Sen. Bernie Sanders (I-Vt.) said he will soon introduce the American A.I. Sovereign Wealth Fund Act, a bill that would impose a one-time 50% tax on the largest AI companies, paid in stock rather than cash. The proposal would give the public a direct ownership stake in those firms and grant the federal government voting shares and equal representation on each company’s board.

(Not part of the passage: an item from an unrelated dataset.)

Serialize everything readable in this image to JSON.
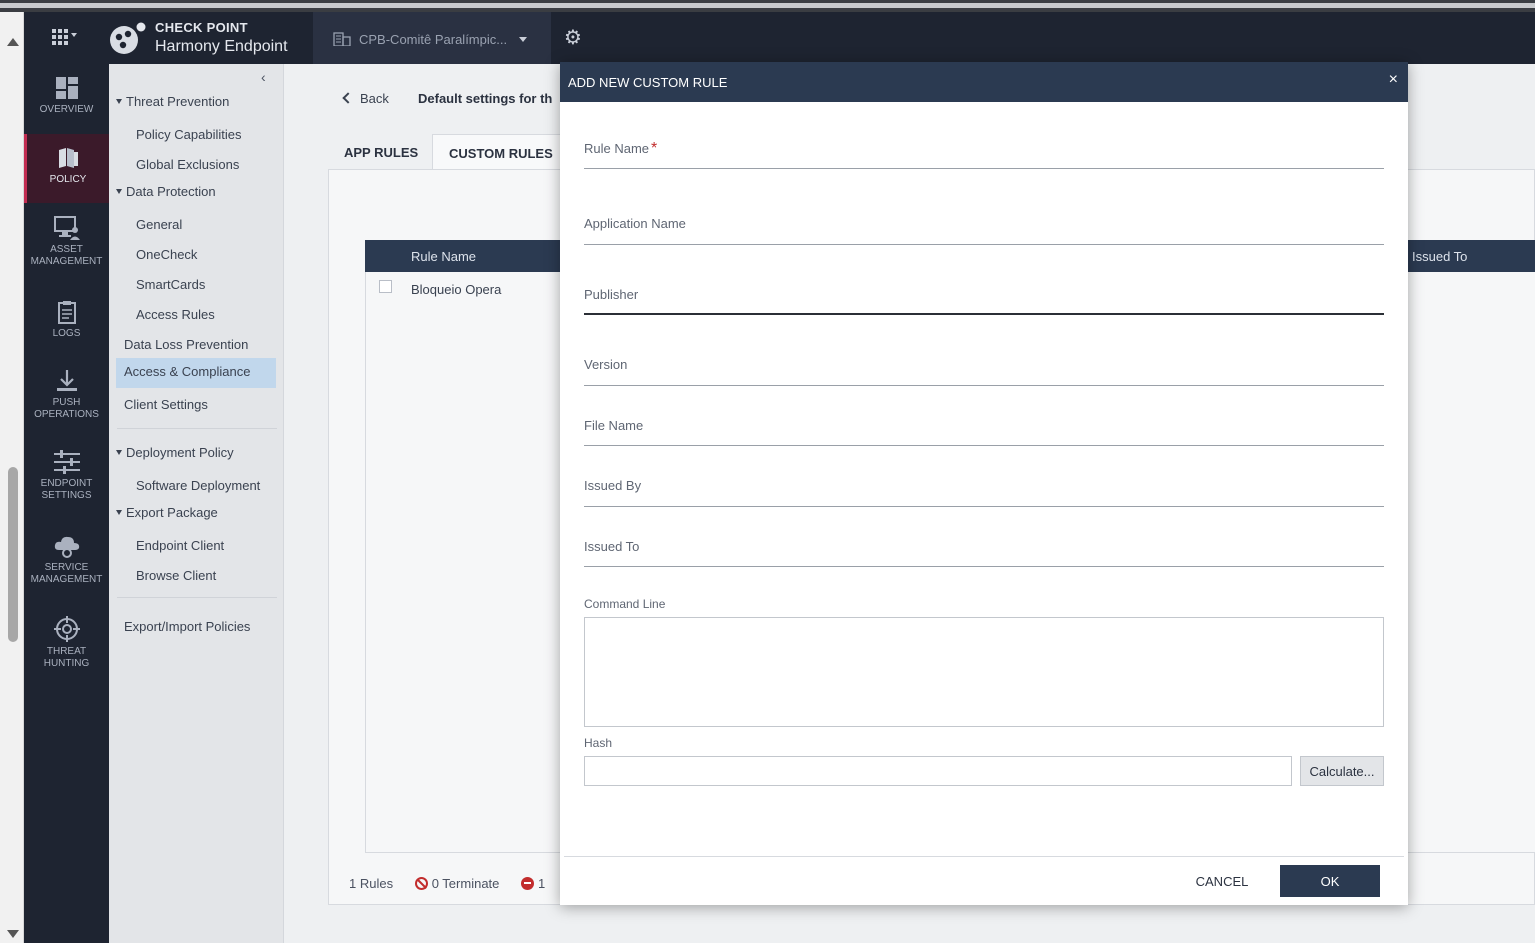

Sanders laid out the plan in a New York Times guest essay published Sunday. He named OpenAI, Anthropic, and xAI as targets and framed AI-generated wealth as a public resource. “Since A.I. is built on the collective knowledge of humanity, the wealth it generates must benefit humanity,” Sanders said.
The federal government would use its voting shares and board seats “to block decisions that hurt our citizens and to push for policies that help them,” according to the essay. Sanders said the fund’s returns would flow back to the public through direct payments and spending on healthcare, education, and housing.
Sanders acknowledged that government ownership in companies where AI is only part of the business is “complicated.” He did not specify how the stock tax would apply to private companies like OpenAI or Anthropic, which do not have publicly traded shares.
The AI wealth fund idea has been proposed before
Sanders cited proposals from the AI industry itself to support the concept. OpenAI published a policy paper in April calling for a public wealth fund that would give Americans an automatic stake in AI companies, with returns distributed to citizens. Anthropic has also floated the idea of national sovereign wealth funds with stakes in AI. Sanders also pointed to Norway’s oil-funded sovereign wealth fund and Alaska’s Permanent Fund as models.
Sanders’s plan differs in scale and compulsion. OpenAI’s proposal involved taxes on AI profits and voluntary participation. Sanders is proposing a mandatory transfer of half of each company’s outstanding equity to federal control, paired with governance rights that go well beyond a passive investment.
The Intel contrast
The federal government already holds equity in one major tech company. In August 2025, the U.S. took a 10% stake in Intel through an $8.9 billion investment. Intel said the government’s position was passive, with no board seat or governance rights. Sanders’s proposal would be five times larger by equity share and would include active governance power, a gap that separates industrial policy from effective co-control of private firms.